Le kit de survie numérique, 7 règles essentielles

La protection repose sur une hygiène numérique rigoureuse

  1. L'expéditeur toujours tu vérifieras
    Oui, vraiment, ne vous fiez pas (JAMAIS) au nom affiché. Cliquez pour déployer l'entête d'un mail et voir l'adresse email complète.
    Une communication officielle viendra presque toujours d'un domaine propre à l'entreprise (@nomdelentreprise.fr), jamais d'un Gmail ou Yahoo gratuit.

  2. Les liens systématiquement tu survoleras
    En passant votre souris sur un lien (SANS CLIQUER) vous pourrez voir, généralement en bas à gauche de votre navigateur, l'adresse (url) réelle vers laquelle pointe le lien. Bien que généralement très différente du texte affiché, elle n'en reste pas moins révélatrice d'une éventuelle arnaque.

  3. Tes propres liens tu utiliseras
    Si un email vous indique un problème sur votre compte, malgré la relative urgence, ne cliquez pas ! Ouvrez votre navigateur et tapez vous-même l'adresse officielle du site ou utilisez vos favoris.

  4. Un gestionnaire de mots de passe tu adopteras
    Outre la capacité de définir des mots de passes uniques, sécurisés et aléatoires, ces outils (comme Bitwarden, 1Password...), remplissent automatiquement les formulaires rencontrés, Ainsi ils ne se laisseront pas berner par la copie frauduleuse d'un site officiel dont l'adresse n'est pas celle du site officiel.

  5. A la double authentification tu te soumettras
    Même si elle reste faillible, la double authentification offre une couche de protection supplémentaire à même d'interdire l'accès à un compte même avec les identifiants.

  6. Sur la messagerie, l'anti-spam tu activeras
    Présents chez la majorité des clients mails, les filtres anti-spam bloquent la majeur partie des tentatives les plus grossières.

  7. Ta vigilance tu aiguiseras
    La meilleure défense que vous puissiez obtenir, c'est vous.
    Une saine paranoïa ("Et si c'était une arnaque ?") est votre meilleur antivirus.

Que faire en cas de doute ?

  • Si vous avez un doute

    1. NE CLIQUEZ PAS, sur rien, ni lien ni pièce jointe.
    2. CONTACTEZ l'expéditeur présumé par mail ou téléphone, coordonnées trouvées sur le site officiel, en aucun cas dans le mail.
    3. SIGNALEZ le message comme spam/phishing dans votre messagerie et sur signal-spam.fr.

  • Si vous êtes tombé dans le piège

    1. Vous avez saisi vos identifiants
      Changez immédiatement le mot de passe compromis sur le vrai site concerné.
      S'il s'agit de données bancaires, contactez votre banque sans tarder pour bloquer d'éventuelles transactions frauduleuses.
      Surveillez activement vos comptes et vos emails pour détecter toute activité anormale.
      Signalez l'incident sur cybermalveillance.gouv.fr pour obtenir des conseils et alerter les autorités.

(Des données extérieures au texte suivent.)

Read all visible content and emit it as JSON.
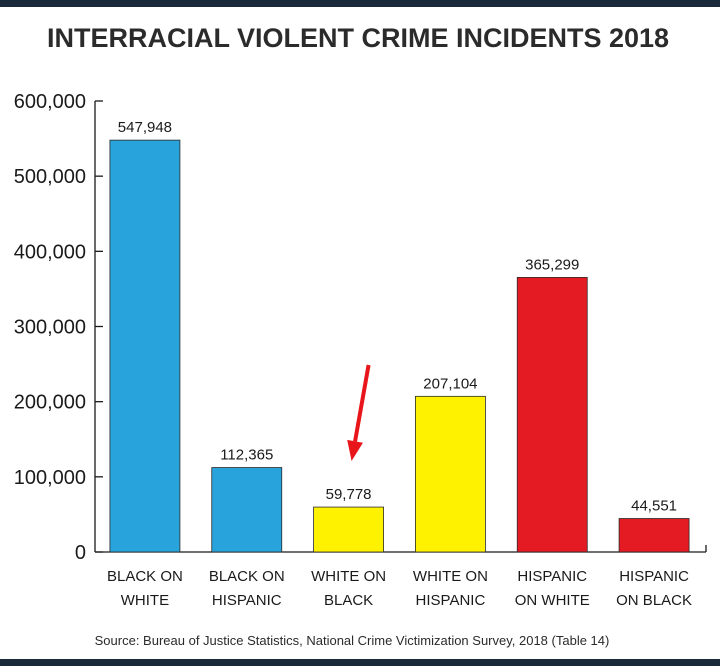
{
  "chart_data": {
    "type": "bar",
    "title": "INTERRACIAL VIOLENT CRIME INCIDENTS 2018",
    "categories": [
      [
        "BLACK ON",
        "WHITE"
      ],
      [
        "BLACK ON",
        "HISPANIC"
      ],
      [
        "WHITE ON",
        "BLACK"
      ],
      [
        "WHITE ON",
        "HISPANIC"
      ],
      [
        "HISPANIC",
        "ON WHITE"
      ],
      [
        "HISPANIC",
        "ON BLACK"
      ]
    ],
    "values": [
      547948,
      112365,
      59778,
      207104,
      365299,
      44551
    ],
    "value_labels": [
      "547,948",
      "112,365",
      "59,778",
      "207,104",
      "365,299",
      "44,551"
    ],
    "bar_colors": [
      "#29a3dc",
      "#29a3dc",
      "#fff200",
      "#fff200",
      "#e51b24",
      "#e51b24"
    ],
    "yticks": [
      0,
      100000,
      200000,
      300000,
      400000,
      500000,
      600000
    ],
    "ytick_labels": [
      "0",
      "100,000",
      "200,000",
      "300,000",
      "400,000",
      "500,000",
      "600,000"
    ],
    "ylim": [
      0,
      600000
    ],
    "grid": false,
    "legend": "none",
    "annotation": {
      "type": "arrow",
      "color": "#e8161b",
      "points_to_category_index": 2
    },
    "source": "Source: Bureau of Justice Statistics, National Crime Victimization Survey, 2018 (Table 14)"
  }
}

    2. Vous avez ouvert une pièce jointe
      Débranchez / coupez toutes les connexions de votre machine (câble Ethernet, Wi-Fi, Bluetooth)pour éviter la propagation.
      NE PAS ETEINDRE LA MACHINE.
      Sur un réseau professionnel, prévenez IMMEDIATEMENT votre département SI qui s'occupera des étapes suivantes.
      Pour un particulier, lancez l'analyse complète du système avec un antivirus à jour, un anti-malware...
      Si la contamination est avérée, tournez vous vers un professionnel. Des ressources en ligne (depuis une autre machine) peuvent vous aider à limiter les dégâts.
      Il est recommandé de changer l'intégralité de vos mots de passe.
      Signalez l'incident sur cybermalveillance.gouv.fr pour obtenir des conseils et alerter les autorités.

En bref

La vigilance est une compétence essentielle en cybersécurité
Le phishing évolue constamment, avec des attaques de plus en plus ciblées (le "spear-phishing"). Aucune technologie ne vous protégera à 100%. La clé est d'adopter un réflexe sceptique systématique face à toute demande en ligne.
Ainsi, prendre quelques secondes pour analyser un message avant de cliquer est déjà un acte fort de cybersécurité. Ces quelques secondes étant à même de vous éviter des mois de complications.

RAPPEL Votre banque, le centre des impôts, votre opérateur ou Amazon ou encore la française des jeux ne vous enverront jamais un email urgent vous demandant de saisir vos informations sensibles.

En cas de doute, il n'y a pas de doute


Ne faites rien et vérifiez par un autre canal.